As is often said: peer review is a highly flawed system, but it beats all of the alternatives. It is easy to imagine some of the problems that could arise at this stage. A few that I have run across: reviewers who are competitor, reviewers who just don’t like you, reviewers who aren’t knowledgeable enough about your field. With only two reviewers for most manuscript, the process can be thoroughly random. The same paper sent to twenty different reviewers would get twenty different reviews. But, sadly, it beats all of the alternatives.
With luck, the two reviewers will like the paper and, with even more luck, suggest ways to improve the paper. They may point in flaws in the paper and how those flaws can be fixed. Or they may point in flaws in the paper and say they are not fixable.
If the reviewers don’t like the paper sufficiently that is the end of the line and you are rejected. If they potentially like it but with reservations you are given a chance to respond to their suggestions or complaints and modify the paper accordingly and then they get to review it again.
Finally, again, with luck, the editor send you that email saying the paper is accepted, and you sigh from relief. Or you get the rejection email, and you decide what to do next: another general journal? Reformat to go to a trade journal? Sulk in irritation for a while? I have done all of these and more.

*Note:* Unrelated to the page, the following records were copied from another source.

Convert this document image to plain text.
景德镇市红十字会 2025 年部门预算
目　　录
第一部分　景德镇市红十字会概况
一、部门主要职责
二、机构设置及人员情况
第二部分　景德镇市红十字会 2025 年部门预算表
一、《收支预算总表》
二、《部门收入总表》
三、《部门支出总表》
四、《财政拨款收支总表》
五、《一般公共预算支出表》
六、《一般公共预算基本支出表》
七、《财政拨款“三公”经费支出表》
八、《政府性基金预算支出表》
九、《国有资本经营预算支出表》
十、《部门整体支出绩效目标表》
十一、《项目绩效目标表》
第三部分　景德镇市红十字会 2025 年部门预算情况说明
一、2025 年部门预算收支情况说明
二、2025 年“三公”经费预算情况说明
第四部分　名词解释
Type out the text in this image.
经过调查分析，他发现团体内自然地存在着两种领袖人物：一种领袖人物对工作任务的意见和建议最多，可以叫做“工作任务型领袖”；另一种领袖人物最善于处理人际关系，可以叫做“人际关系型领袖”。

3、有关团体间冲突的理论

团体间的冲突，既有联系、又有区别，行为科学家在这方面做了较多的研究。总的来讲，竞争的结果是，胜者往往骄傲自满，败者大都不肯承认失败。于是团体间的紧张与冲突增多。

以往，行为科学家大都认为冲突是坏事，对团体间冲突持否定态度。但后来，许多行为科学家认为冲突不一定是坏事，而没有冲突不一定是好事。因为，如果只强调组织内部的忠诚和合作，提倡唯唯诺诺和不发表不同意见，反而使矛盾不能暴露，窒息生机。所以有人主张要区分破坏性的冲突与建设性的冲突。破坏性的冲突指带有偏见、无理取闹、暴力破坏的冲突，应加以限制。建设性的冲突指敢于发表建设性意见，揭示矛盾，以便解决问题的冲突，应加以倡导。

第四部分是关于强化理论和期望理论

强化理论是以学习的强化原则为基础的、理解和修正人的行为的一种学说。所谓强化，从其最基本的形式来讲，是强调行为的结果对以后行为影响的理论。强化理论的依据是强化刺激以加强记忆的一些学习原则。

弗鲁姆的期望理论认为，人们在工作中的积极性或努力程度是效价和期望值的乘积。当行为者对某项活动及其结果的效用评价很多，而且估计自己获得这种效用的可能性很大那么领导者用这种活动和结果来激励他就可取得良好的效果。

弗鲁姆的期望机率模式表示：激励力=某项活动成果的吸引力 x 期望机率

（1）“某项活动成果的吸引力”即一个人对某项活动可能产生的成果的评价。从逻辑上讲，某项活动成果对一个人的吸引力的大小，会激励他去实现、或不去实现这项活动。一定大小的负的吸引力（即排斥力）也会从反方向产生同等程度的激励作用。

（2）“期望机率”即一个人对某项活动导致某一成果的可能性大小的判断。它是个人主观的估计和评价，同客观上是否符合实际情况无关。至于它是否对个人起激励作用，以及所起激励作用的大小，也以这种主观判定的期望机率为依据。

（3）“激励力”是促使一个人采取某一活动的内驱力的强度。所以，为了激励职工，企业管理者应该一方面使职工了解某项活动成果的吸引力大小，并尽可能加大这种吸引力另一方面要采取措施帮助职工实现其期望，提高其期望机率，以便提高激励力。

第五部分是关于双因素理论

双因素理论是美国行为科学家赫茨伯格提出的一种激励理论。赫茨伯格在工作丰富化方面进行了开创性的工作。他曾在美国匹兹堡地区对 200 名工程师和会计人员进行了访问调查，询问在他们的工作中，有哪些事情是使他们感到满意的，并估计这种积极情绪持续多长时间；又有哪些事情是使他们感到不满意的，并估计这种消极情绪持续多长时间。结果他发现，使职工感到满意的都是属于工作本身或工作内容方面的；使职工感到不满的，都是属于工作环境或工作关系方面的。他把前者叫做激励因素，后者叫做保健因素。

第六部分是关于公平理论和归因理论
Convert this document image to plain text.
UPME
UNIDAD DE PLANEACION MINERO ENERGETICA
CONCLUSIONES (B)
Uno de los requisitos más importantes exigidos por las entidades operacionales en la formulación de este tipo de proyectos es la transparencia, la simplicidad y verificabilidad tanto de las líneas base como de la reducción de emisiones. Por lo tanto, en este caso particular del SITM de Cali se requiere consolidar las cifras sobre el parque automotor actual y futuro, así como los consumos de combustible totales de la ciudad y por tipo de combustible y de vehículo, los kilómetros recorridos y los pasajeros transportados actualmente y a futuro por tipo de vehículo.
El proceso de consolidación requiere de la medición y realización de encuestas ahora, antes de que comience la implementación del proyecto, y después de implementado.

The whole process can take a long time. If I submit the paper tomorrow, there is a chance that it might appear in your newspaper in, perhaps, January. Keep your eyes peeled to that Saturday section. But don’t look for an article on dwarf planets or on the Kuiper belt or on the early solar system. I’m taking a break from those this summer to pursue research on what I think of as my hobby field, Titan. Titan is a fascinating world with methane lakes at the north pole, dark dunes at the equator, a thick atmosphere that is almost like the Earth’s (it’s just missing a minor component [oxygen] that we like so much), and a Los Angeles-like haze that makes the surface hard to see. It’s my favorite body inside the Kuiper belt, and, when I get a little tired of studying the little points of light that make up the Kuiper belt, I move in to the relative warmth of the Saturn system and see what’s new on Titan. During my break this summer I think I discovered something pretty interesting. Interesting enough to be published in Science, even. But we’ll all have to wait to see if I can navigate that laborious publication paper and make it to that one paragraph in your Saturday newspaper.